Facebook details plans for ‘privacy-focused’ revamp


Facebook Smart Speaker

With increasing usage of social media across the globe, concerns regarding privacy are at its peak. With Facebook owning the majority of social media apps worldwide including Instagram, WhatsApp, Messenger, CEO Mark Zuckerberg has put forward his privacy vision where the main focus revolves around user privacy.

He says that he plans to build the platform the way it has developed WhatsApp: focus on the most fundamental and private use case — messaging, make it as secure as possible, and then build more ways for people to interact on top of that, including calls, video chats, groups, stories, businesses, payments, commerce, and ultimately a platform for many other kinds of private services.

He assures that this privacy-focused platform will be built around several principles including Private interactions, End-to-end encryption, Reducing Permanence, Safety, Interoperability, and Secure data storage. Over the next few years, Facebook plans to rebuild more of its services around these ideas. Mark Zuckerberg expects future versions of Messenger and WhatsApp to become the main ways people communicate on the Facebook network. It is focused on making both of these apps faster, simpler, more private and more secure, including with end-to-end encryption.

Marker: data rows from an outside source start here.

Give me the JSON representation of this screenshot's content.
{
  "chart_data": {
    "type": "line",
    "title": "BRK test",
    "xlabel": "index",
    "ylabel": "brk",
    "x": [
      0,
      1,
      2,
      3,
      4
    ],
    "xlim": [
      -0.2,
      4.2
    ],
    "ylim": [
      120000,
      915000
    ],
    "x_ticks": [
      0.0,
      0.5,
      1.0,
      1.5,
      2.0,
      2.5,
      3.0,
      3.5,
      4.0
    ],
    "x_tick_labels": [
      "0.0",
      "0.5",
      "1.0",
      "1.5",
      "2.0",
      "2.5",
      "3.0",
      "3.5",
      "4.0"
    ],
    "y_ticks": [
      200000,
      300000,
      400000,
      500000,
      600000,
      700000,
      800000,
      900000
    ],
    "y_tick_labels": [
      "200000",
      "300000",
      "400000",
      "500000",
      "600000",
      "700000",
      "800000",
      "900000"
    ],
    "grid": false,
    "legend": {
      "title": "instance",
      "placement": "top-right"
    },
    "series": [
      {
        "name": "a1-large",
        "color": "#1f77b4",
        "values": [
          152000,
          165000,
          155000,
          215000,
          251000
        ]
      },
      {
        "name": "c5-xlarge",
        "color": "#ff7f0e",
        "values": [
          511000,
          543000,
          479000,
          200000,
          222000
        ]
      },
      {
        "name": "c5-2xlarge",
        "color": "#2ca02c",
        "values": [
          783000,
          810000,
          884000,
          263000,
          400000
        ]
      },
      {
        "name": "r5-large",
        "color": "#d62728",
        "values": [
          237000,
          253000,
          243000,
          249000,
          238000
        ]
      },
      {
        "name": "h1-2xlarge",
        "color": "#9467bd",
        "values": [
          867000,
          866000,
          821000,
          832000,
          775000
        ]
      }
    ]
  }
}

Facebook says that it wants to give people a choice, so they can reach their friends across these networks from whichever app they prefer. It is planning to start this by making it possible for you to send messages to your contacts using any of the company’s services, and then to extend that interoperability to SMS too. Of course, this would be opt-in and you will be able to keep your accounts separate if you’d like.

Facebook’s CEO said that over the next year and beyond, there are a lot more details and trade offs to work through related to each of these principles. A lot of this work is in the early stages, and it is committed to consulting with experts, advocates, industry partners, and governments including law enforcement and regulators around the world to get these decisions right.